Assim, esta Comissão, formada por três membros, um escolhido pelo prefeito e dois por eleição dentre os servidores, foi incumbida de promover todos os processos de seleção e promoção, por meio de concurso, dos funcionários públicos municipais, previamente à submissão de listas tríplices, para cada caso, a serem encaminhadas à deliberação do prefeito. No mesmo ato nº 35/1930, determinou-se, ainda, a proibição de admissão de servidores por contrato ou extranumerários - prática bastante usual durante a Primeira República -, assim como se instituiu o estágio probatório de seis meses.

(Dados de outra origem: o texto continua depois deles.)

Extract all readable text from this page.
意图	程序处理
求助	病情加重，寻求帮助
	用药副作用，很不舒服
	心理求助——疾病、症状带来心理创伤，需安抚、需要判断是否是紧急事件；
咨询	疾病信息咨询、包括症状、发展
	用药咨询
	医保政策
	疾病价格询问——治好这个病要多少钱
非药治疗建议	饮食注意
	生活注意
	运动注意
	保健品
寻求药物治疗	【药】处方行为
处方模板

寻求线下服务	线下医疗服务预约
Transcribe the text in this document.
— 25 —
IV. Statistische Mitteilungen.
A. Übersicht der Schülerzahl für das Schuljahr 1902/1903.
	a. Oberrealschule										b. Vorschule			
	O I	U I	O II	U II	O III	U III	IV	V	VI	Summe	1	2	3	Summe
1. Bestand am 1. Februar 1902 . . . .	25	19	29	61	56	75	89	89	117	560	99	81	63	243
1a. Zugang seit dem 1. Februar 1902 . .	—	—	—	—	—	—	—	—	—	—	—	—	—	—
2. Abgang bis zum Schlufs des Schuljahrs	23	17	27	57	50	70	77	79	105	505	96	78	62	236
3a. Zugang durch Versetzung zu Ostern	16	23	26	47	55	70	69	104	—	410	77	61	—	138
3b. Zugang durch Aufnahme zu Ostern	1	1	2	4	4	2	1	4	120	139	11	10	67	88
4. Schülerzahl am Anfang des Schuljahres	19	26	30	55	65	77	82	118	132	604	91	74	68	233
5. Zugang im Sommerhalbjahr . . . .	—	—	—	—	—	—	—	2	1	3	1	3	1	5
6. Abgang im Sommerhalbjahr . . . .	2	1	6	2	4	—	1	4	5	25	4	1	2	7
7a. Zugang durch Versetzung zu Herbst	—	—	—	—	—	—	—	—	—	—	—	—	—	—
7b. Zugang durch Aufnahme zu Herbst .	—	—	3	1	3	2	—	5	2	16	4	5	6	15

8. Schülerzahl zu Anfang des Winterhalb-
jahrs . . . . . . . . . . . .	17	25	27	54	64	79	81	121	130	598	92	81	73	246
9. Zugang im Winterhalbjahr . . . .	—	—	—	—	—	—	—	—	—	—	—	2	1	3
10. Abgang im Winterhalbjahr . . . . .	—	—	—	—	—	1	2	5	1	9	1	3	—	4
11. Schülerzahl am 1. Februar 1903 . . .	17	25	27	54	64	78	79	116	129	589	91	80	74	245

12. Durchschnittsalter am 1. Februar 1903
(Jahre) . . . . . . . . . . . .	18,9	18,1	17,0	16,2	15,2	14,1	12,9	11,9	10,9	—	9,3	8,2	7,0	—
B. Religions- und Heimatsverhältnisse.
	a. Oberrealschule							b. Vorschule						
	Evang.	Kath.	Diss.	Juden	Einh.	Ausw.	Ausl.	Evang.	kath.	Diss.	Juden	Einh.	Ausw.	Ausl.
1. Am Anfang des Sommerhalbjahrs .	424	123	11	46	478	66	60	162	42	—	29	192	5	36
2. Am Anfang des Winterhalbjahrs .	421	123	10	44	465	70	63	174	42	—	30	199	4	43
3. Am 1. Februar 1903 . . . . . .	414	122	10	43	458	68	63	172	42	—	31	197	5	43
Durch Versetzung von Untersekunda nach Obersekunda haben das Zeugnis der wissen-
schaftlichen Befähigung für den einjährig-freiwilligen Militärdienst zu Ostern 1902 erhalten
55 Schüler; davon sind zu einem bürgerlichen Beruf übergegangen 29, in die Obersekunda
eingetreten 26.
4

Dissolvidos os órgãos legislativos e deliberativos do país, em todos os níveis, por força do decreto federal nº 19398, de 11/11/1930, o governo provisório de São Paulo, chefiado pelo interventor federal João Alberto, baixou, logo em seguida, o decreto estadual nº 4781, de 29/11/1930, que submeteu os prefeitos do estado, agora nomeados diretamente pelo interventor, a estritas normas de controle financeiro e administrativo. Porém, sua disciplina não se estendia à prefeitura da Capital, submetida diretamente ao governo estadual, conforme art. 25 do decreto nº 4781/1930.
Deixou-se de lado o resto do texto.